A DAQ converts analog signals from sensors or transducers into digital data and stores or streams that data for processing. It typically includes signal conditioning, analog-to-digital conversion, timing, synchronization, and communication interfaces. Core characteristics include sampling rate, resolution, channel count, input ranges, latency, and data integrity features that align with measurement requirements.

Data acquisition systems operate under deterministic or near-deterministic timing constraints in many industrial, scientific, or test environments. They often integrate with real-time operating systems or embedded controllers and support standardized interfaces such as Ethernet, USB, PCI Express (PCIe), and fieldbuses.

2. Enterprise Usage and Architectural Context

Enterprises use data acquisition systems to collect Operational technology (OT) and physical environment data for industrial automation, predictive maintenance, quality monitoring, energy management, and laboratory testing. In modern architectures, they often form an edge layer between field instrumentation and higher-level control or analytics systems.
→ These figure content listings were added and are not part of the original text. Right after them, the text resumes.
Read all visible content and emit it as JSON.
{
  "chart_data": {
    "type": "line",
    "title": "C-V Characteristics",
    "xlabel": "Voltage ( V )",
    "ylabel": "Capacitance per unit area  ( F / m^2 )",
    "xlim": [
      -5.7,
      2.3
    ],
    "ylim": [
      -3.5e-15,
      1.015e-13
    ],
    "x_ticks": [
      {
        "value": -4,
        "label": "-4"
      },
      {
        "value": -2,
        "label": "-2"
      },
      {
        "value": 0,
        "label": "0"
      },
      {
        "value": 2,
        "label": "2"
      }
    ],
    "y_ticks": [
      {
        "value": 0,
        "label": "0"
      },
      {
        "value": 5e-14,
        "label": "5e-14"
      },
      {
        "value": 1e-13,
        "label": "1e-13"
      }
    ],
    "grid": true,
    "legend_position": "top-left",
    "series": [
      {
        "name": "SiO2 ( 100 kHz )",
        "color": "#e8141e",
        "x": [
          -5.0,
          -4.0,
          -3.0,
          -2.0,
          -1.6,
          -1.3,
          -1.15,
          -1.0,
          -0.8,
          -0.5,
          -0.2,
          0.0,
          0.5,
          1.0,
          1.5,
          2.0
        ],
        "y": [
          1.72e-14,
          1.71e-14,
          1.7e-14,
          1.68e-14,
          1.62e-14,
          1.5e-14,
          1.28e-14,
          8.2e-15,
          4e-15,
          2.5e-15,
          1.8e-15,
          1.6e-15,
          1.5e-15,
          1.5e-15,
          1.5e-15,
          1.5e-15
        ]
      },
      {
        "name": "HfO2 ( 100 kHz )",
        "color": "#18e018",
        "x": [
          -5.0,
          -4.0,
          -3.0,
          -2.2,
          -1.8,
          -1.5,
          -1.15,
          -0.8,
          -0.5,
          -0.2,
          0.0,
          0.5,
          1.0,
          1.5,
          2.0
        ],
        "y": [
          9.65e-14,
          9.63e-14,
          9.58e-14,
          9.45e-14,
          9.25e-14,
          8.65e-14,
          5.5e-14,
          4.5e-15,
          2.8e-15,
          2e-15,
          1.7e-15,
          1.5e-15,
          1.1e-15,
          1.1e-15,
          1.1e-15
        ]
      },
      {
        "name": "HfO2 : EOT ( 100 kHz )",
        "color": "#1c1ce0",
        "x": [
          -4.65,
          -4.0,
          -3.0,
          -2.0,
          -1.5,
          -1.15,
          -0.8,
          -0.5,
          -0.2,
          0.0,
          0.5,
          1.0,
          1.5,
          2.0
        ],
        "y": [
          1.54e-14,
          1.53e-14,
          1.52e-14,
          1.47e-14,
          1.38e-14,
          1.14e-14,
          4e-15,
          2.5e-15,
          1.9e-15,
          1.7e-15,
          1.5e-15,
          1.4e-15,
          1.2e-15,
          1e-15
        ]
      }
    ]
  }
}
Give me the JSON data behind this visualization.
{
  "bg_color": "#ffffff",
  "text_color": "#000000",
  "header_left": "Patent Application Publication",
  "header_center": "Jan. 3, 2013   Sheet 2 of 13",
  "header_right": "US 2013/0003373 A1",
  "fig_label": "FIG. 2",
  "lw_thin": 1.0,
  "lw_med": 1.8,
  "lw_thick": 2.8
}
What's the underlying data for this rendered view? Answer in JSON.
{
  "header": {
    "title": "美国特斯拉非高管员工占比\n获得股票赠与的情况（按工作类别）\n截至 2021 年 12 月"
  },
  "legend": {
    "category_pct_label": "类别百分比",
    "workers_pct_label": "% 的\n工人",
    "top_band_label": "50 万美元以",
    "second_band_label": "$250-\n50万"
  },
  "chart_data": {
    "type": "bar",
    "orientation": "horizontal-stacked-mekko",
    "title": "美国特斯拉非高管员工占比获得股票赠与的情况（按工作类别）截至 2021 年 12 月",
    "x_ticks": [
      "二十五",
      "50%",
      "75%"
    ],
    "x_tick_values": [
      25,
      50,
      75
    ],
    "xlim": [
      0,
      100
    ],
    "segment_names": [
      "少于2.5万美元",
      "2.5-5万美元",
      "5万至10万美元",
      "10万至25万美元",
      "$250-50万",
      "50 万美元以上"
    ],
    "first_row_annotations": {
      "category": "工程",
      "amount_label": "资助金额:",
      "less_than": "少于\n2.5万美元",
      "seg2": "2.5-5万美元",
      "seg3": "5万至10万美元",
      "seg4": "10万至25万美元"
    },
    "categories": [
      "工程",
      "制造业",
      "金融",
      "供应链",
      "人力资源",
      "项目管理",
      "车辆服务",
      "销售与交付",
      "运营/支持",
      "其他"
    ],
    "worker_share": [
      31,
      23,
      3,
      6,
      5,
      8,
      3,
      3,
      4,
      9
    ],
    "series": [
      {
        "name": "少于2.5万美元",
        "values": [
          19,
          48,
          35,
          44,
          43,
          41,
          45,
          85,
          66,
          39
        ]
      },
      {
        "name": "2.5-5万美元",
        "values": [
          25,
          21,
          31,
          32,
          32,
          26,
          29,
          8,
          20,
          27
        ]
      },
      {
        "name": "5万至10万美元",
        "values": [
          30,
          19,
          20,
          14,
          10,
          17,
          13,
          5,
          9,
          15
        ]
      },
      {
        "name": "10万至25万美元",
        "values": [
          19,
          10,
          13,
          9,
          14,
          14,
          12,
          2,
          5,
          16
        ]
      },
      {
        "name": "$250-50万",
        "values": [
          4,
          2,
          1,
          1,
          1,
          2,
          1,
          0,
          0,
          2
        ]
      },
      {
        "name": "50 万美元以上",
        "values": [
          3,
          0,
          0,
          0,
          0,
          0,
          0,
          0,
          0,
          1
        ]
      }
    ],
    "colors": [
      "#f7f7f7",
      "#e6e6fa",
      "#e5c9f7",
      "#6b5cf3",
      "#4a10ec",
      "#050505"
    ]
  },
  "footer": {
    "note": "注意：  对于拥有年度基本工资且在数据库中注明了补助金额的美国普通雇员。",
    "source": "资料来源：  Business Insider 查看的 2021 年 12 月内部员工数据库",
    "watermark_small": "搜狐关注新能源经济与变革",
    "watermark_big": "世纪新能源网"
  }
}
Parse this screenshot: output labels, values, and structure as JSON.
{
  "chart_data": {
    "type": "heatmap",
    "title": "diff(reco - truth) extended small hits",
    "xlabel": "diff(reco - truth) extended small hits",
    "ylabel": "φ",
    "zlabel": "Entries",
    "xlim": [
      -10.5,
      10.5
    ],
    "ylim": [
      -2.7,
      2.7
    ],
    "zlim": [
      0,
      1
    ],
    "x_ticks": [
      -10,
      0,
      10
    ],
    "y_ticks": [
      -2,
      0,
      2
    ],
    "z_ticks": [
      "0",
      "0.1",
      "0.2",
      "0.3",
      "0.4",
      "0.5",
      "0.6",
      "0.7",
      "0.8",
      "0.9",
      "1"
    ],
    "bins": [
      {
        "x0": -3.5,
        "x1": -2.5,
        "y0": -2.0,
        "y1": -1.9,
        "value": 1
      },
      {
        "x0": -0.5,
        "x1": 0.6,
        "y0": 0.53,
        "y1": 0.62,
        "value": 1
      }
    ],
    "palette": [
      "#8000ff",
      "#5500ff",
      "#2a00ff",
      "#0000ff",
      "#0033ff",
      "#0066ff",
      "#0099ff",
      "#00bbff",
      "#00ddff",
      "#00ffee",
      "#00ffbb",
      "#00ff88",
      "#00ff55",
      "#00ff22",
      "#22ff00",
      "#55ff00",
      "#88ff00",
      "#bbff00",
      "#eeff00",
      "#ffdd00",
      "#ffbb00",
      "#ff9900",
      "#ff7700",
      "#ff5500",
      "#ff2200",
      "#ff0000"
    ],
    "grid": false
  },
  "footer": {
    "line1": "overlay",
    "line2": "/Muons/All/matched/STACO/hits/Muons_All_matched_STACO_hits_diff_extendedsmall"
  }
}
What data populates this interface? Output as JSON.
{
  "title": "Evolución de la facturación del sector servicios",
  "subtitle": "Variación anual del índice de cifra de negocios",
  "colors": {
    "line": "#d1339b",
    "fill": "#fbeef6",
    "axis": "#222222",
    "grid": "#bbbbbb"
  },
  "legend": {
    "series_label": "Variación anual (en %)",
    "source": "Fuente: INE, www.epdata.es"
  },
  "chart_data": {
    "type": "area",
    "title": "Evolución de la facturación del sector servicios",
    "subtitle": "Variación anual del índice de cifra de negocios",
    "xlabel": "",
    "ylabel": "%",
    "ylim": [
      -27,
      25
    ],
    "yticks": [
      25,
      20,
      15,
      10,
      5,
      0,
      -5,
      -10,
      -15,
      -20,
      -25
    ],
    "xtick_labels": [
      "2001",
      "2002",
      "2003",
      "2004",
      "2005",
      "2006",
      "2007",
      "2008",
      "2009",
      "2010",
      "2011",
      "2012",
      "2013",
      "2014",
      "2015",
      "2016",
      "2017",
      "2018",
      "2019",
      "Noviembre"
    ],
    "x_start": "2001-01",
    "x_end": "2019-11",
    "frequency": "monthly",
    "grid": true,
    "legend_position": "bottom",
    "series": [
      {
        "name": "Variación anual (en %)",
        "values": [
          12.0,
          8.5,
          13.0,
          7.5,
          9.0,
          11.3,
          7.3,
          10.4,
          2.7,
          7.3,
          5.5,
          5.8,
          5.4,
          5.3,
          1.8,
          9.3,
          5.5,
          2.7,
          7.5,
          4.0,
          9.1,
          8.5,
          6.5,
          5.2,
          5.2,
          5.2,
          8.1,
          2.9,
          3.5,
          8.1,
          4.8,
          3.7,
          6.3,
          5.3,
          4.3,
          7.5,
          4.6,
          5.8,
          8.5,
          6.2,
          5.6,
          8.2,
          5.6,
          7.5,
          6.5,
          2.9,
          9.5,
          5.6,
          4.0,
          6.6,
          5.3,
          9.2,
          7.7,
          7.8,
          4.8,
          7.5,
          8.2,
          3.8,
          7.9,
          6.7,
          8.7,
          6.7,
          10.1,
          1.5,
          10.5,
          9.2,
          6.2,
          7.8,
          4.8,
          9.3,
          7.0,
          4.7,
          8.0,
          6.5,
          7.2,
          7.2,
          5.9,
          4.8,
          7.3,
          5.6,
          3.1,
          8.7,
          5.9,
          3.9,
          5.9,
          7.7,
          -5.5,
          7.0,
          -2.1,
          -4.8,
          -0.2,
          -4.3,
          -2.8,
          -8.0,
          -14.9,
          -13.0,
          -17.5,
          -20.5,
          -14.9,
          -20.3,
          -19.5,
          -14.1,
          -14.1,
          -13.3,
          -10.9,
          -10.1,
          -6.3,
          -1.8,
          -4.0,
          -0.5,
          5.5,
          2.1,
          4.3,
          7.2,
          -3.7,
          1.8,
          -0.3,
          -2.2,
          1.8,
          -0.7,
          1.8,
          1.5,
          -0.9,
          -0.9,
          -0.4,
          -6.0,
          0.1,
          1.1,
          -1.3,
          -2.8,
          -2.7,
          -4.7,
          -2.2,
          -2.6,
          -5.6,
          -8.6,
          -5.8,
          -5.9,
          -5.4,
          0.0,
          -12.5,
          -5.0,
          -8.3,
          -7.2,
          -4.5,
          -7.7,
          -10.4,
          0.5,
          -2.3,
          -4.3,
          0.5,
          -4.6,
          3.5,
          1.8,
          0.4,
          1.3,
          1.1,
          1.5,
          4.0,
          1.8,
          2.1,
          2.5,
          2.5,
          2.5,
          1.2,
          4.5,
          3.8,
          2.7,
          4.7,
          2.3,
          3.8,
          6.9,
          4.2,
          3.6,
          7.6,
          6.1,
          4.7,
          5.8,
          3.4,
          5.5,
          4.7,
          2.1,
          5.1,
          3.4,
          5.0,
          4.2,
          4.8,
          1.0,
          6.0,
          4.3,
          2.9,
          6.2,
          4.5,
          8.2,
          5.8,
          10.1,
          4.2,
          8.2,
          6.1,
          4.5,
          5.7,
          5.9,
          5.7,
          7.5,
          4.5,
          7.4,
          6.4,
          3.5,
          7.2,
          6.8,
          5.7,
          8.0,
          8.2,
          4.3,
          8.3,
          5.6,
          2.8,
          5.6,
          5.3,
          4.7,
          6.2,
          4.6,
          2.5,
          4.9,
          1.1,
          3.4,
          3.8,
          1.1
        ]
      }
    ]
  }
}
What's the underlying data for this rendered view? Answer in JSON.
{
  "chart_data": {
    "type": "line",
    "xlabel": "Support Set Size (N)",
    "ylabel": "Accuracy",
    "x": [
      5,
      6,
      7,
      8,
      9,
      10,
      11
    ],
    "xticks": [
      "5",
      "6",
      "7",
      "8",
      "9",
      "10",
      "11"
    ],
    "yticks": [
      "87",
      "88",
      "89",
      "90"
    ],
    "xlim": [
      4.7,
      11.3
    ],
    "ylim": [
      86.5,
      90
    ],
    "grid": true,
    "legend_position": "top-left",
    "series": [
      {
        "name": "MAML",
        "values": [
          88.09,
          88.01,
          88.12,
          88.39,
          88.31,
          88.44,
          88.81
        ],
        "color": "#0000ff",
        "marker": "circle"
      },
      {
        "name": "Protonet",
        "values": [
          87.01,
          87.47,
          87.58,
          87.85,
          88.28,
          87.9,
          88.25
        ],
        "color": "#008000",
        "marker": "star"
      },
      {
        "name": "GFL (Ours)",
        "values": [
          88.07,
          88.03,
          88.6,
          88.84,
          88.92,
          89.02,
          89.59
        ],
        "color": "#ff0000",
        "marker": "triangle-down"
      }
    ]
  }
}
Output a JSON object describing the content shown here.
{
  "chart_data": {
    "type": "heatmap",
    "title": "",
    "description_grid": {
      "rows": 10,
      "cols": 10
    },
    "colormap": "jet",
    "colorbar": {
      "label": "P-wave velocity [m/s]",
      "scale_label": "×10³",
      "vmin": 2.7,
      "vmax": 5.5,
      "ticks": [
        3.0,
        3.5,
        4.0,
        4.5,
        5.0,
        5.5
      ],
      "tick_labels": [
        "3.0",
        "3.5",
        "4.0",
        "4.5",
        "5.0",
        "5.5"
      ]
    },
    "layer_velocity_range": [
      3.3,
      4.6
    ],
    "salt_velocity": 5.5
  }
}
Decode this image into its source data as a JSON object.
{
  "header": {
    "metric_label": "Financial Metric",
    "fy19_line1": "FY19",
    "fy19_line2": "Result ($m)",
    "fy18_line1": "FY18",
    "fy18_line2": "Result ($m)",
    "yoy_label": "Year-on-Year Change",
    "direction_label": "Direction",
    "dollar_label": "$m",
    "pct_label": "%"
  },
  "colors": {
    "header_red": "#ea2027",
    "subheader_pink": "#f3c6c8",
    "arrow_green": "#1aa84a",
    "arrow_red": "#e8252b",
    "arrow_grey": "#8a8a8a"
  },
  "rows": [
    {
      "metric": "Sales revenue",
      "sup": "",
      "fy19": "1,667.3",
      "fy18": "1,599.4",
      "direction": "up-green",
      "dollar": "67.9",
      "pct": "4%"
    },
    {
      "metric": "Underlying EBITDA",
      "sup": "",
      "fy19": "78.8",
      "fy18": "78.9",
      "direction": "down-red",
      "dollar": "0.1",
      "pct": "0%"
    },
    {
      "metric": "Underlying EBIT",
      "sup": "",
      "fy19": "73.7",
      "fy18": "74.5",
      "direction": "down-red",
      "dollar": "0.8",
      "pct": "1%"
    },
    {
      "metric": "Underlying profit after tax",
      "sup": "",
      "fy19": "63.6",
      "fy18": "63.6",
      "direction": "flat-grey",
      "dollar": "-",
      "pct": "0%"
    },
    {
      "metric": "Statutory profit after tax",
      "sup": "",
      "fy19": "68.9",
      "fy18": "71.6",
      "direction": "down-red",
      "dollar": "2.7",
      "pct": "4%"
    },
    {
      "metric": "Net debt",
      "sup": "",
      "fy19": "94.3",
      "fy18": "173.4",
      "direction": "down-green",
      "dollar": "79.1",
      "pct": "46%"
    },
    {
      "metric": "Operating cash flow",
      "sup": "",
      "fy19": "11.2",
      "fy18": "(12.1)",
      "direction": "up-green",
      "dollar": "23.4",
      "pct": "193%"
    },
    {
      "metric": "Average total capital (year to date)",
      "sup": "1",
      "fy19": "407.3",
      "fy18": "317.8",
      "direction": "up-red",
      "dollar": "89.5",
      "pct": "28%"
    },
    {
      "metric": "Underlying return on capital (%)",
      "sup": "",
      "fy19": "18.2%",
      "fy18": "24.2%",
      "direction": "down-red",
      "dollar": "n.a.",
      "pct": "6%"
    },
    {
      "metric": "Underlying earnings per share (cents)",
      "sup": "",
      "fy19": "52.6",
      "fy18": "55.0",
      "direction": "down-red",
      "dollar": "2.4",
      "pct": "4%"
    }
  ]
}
Data acquisition systems commonly feed Supervisory Control and Data Acquisition (SCADA) platforms, historians, manufacturing execution systems, and data platforms in on-premises (on-prem) or cloud environments. They may integrate into reference architectures for Industrial Internet of Things (IoT), cyber-physical systems, and digital twins, with constraints for bandwidth, determinism, and environmental conditions.

3. Related or Adjacent Technologies

Data acquisition systems relate to programmable logic controllers, distributed control systems, and remote terminal units, which perform control, sequencing, and protection functions in addition to data collection. They also relate to industrial gateways that bridge field protocols to IP networks and to edge computing nodes that perform local analytics.

They interface with sensors, actuators, and transducers that measure temperature, pressure, vibration, voltage, current, and other physical quantities. In enterprise data pipelines, outputs from data acquisition systems connect to time-series databases, event streaming platforms, and analytics tools through standardized protocols and APIs.

4. Business and Operational Significance

For enterprises, data acquisition systems establish the primary measurement layer for physical processes, equipment health, and environmental conditions. Their performance, reliability, and accuracy affect downstream analytics, automation strategies, compliance reporting, and safety monitoring.

They also introduce security and governance requirements, because they connect operational assets to IT networks and cloud platforms. Enterprises evaluate authentication, authorization, encryption, time synchronization, and device management capabilities when integrating data acquisition systems into regulated or safety-critical environments.